Torchvision Faster R-CNN onnx export with dynamic batch size fails during inference
🐛 Describe the bug
from torchvision import models
frcnn = models.detection.fasterrcnn_resnet50_fpn_v2(pretrained=True)
import io
import torch
x = torch.rand(4, 3, 224, 224)
with io.BytesIO() as f:
torch.onnx.export(
frcnn,
x,
f,
export_params=True,
opset_version=20,
do_constant_folding=True,
keep_initializers_as_inputs=None,
custom_opsets={"moka": 20},
input_names=["images"],
output_names=["output"],
dynamic_axes={
"images": {0: "batch_size", 2: "height", 3: "width"},
"output": {0: "batch_size"},
},
dynamo=False,
)
onnx_model = f.getvalue()
import onnxruntime as ort
providers = ["CUDAExecutionProvider"] if torch.cuda.is_available() else ["CPUExecutionProvider"]
# use different batch size from x
ort_session = ort.InferenceSession(onnx_model , providers=providers)
ort_inputs = {
ort_session.get_inputs()[0].name: torch.rand(2,3,448,224,).detach().numpy(),
}
ort_outputs = ort_session.run(None, ort_inputs)

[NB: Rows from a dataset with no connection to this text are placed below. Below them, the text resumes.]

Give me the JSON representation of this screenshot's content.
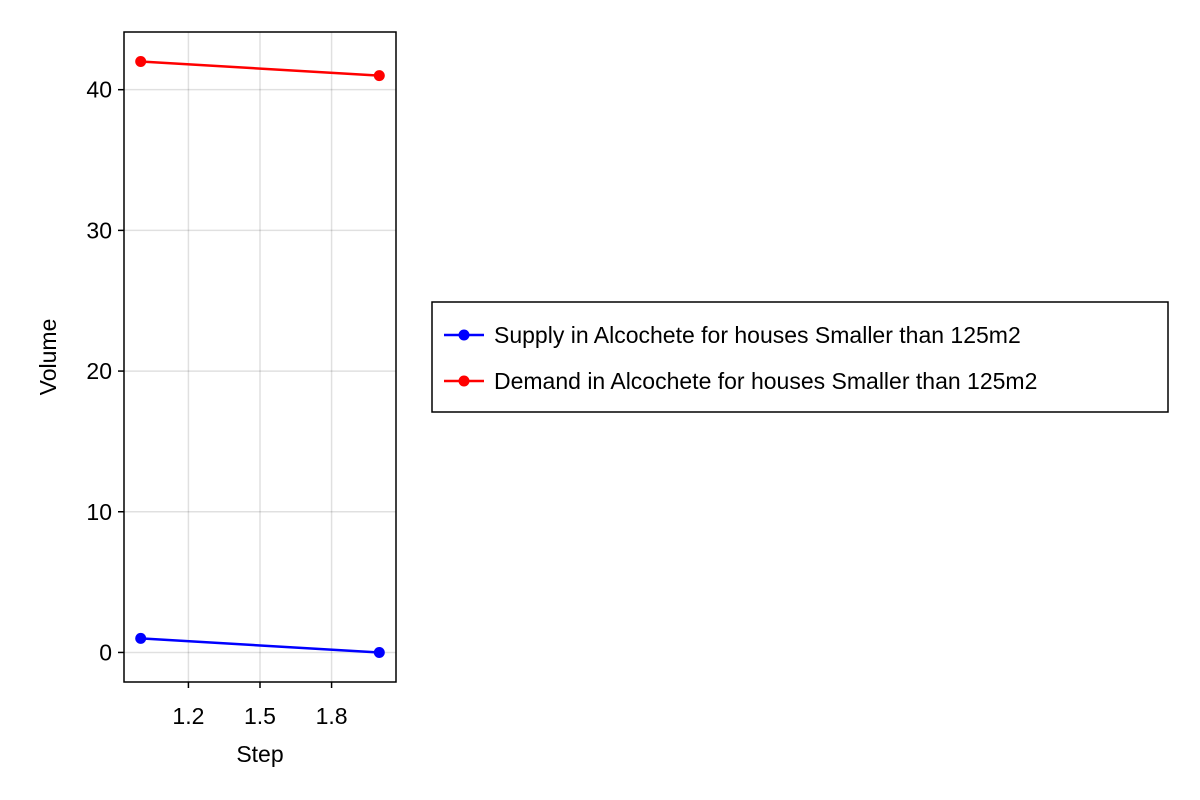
{
  "chart_data": {
    "type": "line",
    "xlabel": "Step",
    "ylabel": "Volume",
    "x": [
      1.0,
      2.0
    ],
    "xlim": [
      0.93,
      2.07
    ],
    "ylim": [
      -2.1,
      44.1
    ],
    "xticks": [
      1.2,
      1.5,
      1.8
    ],
    "xtick_labels": [
      "1.2",
      "1.5",
      "1.8"
    ],
    "yticks": [
      0,
      10,
      20,
      30,
      40
    ],
    "ytick_labels": [
      "0",
      "10",
      "20",
      "30",
      "40"
    ],
    "grid": true,
    "legend_position": "right",
    "series": [
      {
        "name": "Supply in Alcochete for houses Smaller than 125m2",
        "color": "#0000ff",
        "values": [
          1,
          0
        ]
      },
      {
        "name": "Demand in Alcochete for houses Smaller than 125m2",
        "color": "#ff0000",
        "values": [
          42,
          41
        ]
      }
    ]
  }
}
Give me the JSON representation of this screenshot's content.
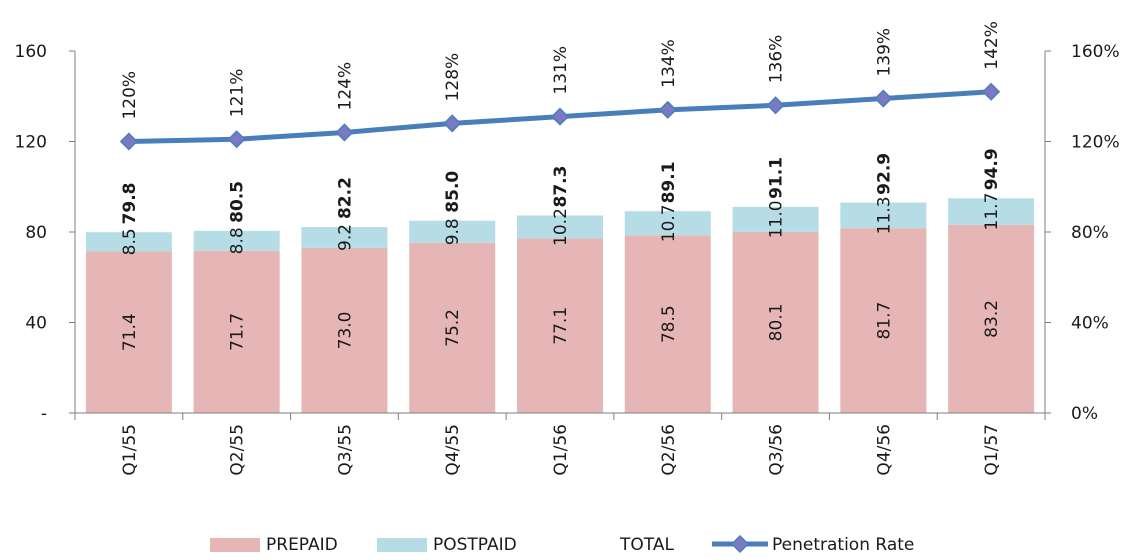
{
  "chart_data": {
    "type": "bar",
    "stacked": true,
    "categories": [
      "Q1/55",
      "Q2/55",
      "Q3/55",
      "Q4/55",
      "Q1/56",
      "Q2/56",
      "Q3/56",
      "Q4/56",
      "Q1/57"
    ],
    "series": [
      {
        "name": "PREPAID",
        "kind": "bar",
        "axis": "left",
        "color": "#e6b6b6",
        "values": [
          71.4,
          71.7,
          73.0,
          75.2,
          77.1,
          78.5,
          80.1,
          81.7,
          83.2
        ],
        "labels": [
          "71.4",
          "71.7",
          "73.0",
          "75.2",
          "77.1",
          "78.5",
          "80.1",
          "81.7",
          "83.2"
        ]
      },
      {
        "name": "POSTPAID",
        "kind": "bar",
        "axis": "left",
        "color": "#b6dde6",
        "values": [
          8.5,
          8.8,
          9.2,
          9.8,
          10.2,
          10.7,
          11.0,
          11.3,
          11.7
        ],
        "labels": [
          "8.5",
          "8.8",
          "9.2",
          "9.8",
          "10.2",
          "10.7",
          "11.0",
          "11.3",
          "11.7"
        ]
      },
      {
        "name": "TOTAL",
        "kind": "label",
        "axis": "left",
        "values": [
          79.8,
          80.5,
          82.2,
          85.0,
          87.3,
          89.1,
          91.1,
          92.9,
          94.9
        ],
        "labels": [
          "79.8",
          "80.5",
          "82.2",
          "85.0",
          "87.3",
          "89.1",
          "91.1",
          "92.9",
          "94.9"
        ]
      },
      {
        "name": "Penetration Rate",
        "kind": "line",
        "axis": "right",
        "color": "#4a7ebb",
        "marker_color": "#7b78c4",
        "values": [
          1.2,
          1.21,
          1.24,
          1.28,
          1.31,
          1.34,
          1.36,
          1.39,
          1.42
        ],
        "labels": [
          "120%",
          "121%",
          "124%",
          "128%",
          "131%",
          "134%",
          "136%",
          "139%",
          "142%"
        ]
      }
    ],
    "y_left": {
      "ylim": [
        0,
        160
      ],
      "ticks": [
        0,
        40,
        80,
        120,
        160
      ],
      "tick_labels": [
        "-",
        "40",
        "80",
        "120",
        "160"
      ]
    },
    "y_right": {
      "ylim": [
        0,
        1.6
      ],
      "ticks": [
        0,
        0.4,
        0.8,
        1.2,
        1.6
      ],
      "tick_labels": [
        "0%",
        "40%",
        "80%",
        "120%",
        "160%"
      ]
    },
    "grid": false,
    "legend": {
      "position": "bottom",
      "items": [
        "PREPAID",
        "POSTPAID",
        "TOTAL",
        "Penetration Rate"
      ]
    },
    "title": "",
    "xlabel": "",
    "ylabel": ""
  }
}
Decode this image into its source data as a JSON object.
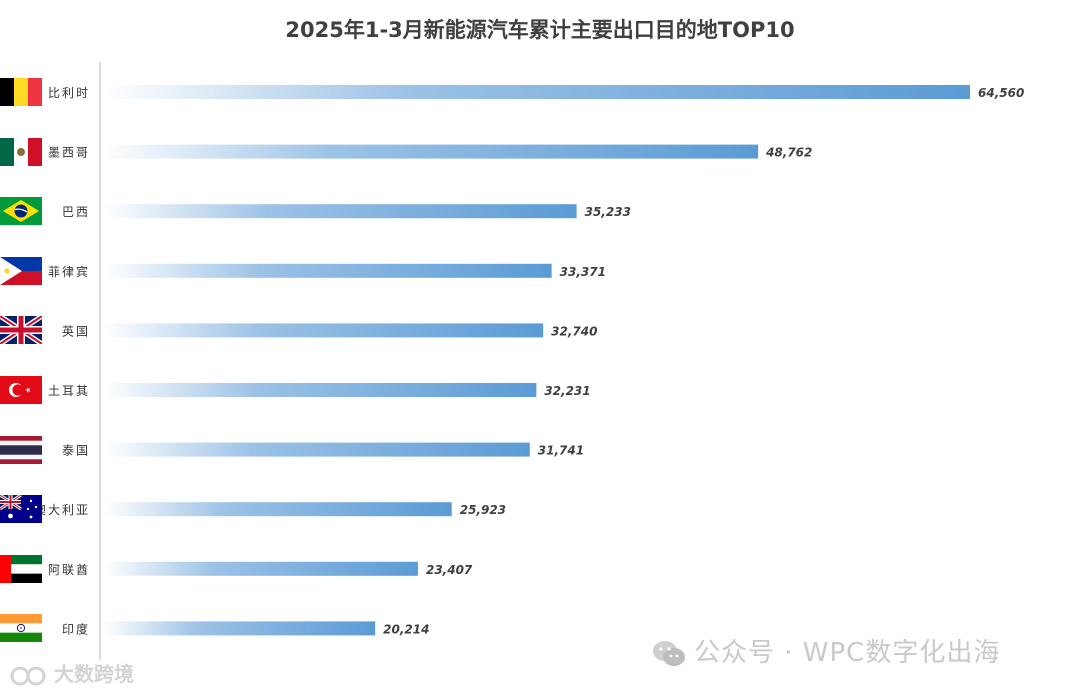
{
  "chart_data": {
    "type": "bar",
    "orientation": "horizontal",
    "title": "2025年1-3月新能源汽车累计主要出口目的地TOP10",
    "categories": [
      "比利时",
      "墨西哥",
      "巴西",
      "菲律宾",
      "英国",
      "土耳其",
      "泰国",
      "澳大利亚",
      "阿联酋",
      "印度"
    ],
    "values": [
      64560,
      48762,
      35233,
      33371,
      32740,
      32231,
      31741,
      25923,
      23407,
      20214
    ],
    "value_labels": [
      "64,560",
      "48,762",
      "35,233",
      "33,371",
      "32,740",
      "32,231",
      "31,741",
      "25,923",
      "23,407",
      "20,214"
    ],
    "flag_icons": [
      "belgium-flag-icon",
      "mexico-flag-icon",
      "brazil-flag-icon",
      "philippines-flag-icon",
      "uk-flag-icon",
      "turkey-flag-icon",
      "thailand-flag-icon",
      "australia-flag-icon",
      "uae-flag-icon",
      "india-flag-icon"
    ],
    "xlim": [
      0,
      64560
    ],
    "grid": false,
    "bar_color": "#5b9bd5",
    "bar_gradient_start": "#ffffff"
  },
  "watermarks": {
    "right": "公众号 · WPC数字化出海",
    "left": "大数跨境"
  }
}
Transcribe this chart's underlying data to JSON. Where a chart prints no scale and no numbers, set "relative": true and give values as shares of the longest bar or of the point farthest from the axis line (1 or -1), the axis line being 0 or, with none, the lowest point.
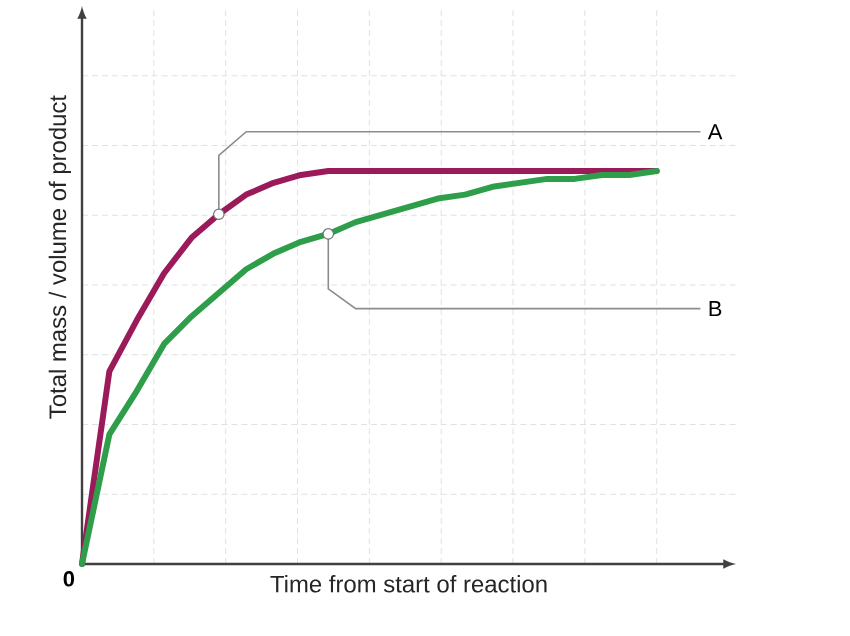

Fail: [ONNXRuntimeError] : 1 : FAIL : Non-zero status code returned while running Split node. Name:'/Split' Status Message: Cannot split using values in 'split' attribute. Axis=0 Input shape={2,3,448,224} NumOutputs=4 Num entries in 'split' (must equal number of outputs) was 4 Sum of sizes in 'split' (must equal size of selected axis) was 4
Above is a minimal example that fails. When images with same batch size as sample input are used at inference, it does not fail. What causes the error?
Versions
PyTorch version: 2.6.0+cu126 Is debug build: False CUDA used to build PyTorch: 12.6 ROCM used to build PyTorch: N/A
OS: Microsoft Windows 11 Pro (10.0.22631 64비트) GCC version: Could not collect Clang version: Could not collect CMake version: version 3.31.5 Libc version: N/A
Python version: 3.10.11 (tags/v3.10.11:7d4cc5a, Apr 5 2023, 00:38:17) [MSC v.1929 64 bit (AMD64)] (64-bit runtime) Python platform: Windows-10-10.0.22631-SP0 Is CUDA available: True CUDA runtime version: 12.8.61 CUDA_MODULE_LOADING set to: LAZY GPU models and configuration: GPU 0: NVIDIA GeForce RTX 4080 Nvidia driver version: 571.96 cuDNN version: Could not collect HIP runtime version: N/A MIOpen runtime version: N/A Is XNNPACK available: True
CPU: Name: 13th Gen Intel(R) Core(TM) i7-13700KF Manufacturer: GenuineIntel Family: 198 Architecture: 9 ProcessorType: 3 DeviceID: CPU0 CurrentClockSpeed: 3400 MaxClockSpeed: 3400 L2CacheSize: 24576 L2CacheSpeed: None Revision: None
Versions of relevant libraries: [pip3] numpy==2.2.2 [pip3] onnx==1.17.0 [pip3] onnxruntime-gpu==1.20.1 [pip3] onnxscript==0.2.0 [pip3] onnxsim==0.4.36 [pip3] pytorch-lightning==2.5.0.post0 [pip3] torch==2.6.0+cu126 [pip3] torchmetrics==1.6.1 [pip3] torchvision==0.21.0+cu126 [conda] Could not collect
Hi @davidgill97 , sorry, I don't think I'll be able to prioritize ONNX-related issues from now.
Hi @davidgill97 , sorry, I don't think I'll be able to prioritize ONNX-related issues from now.
I see. I'm willing to look into the problem, could you give me some advice?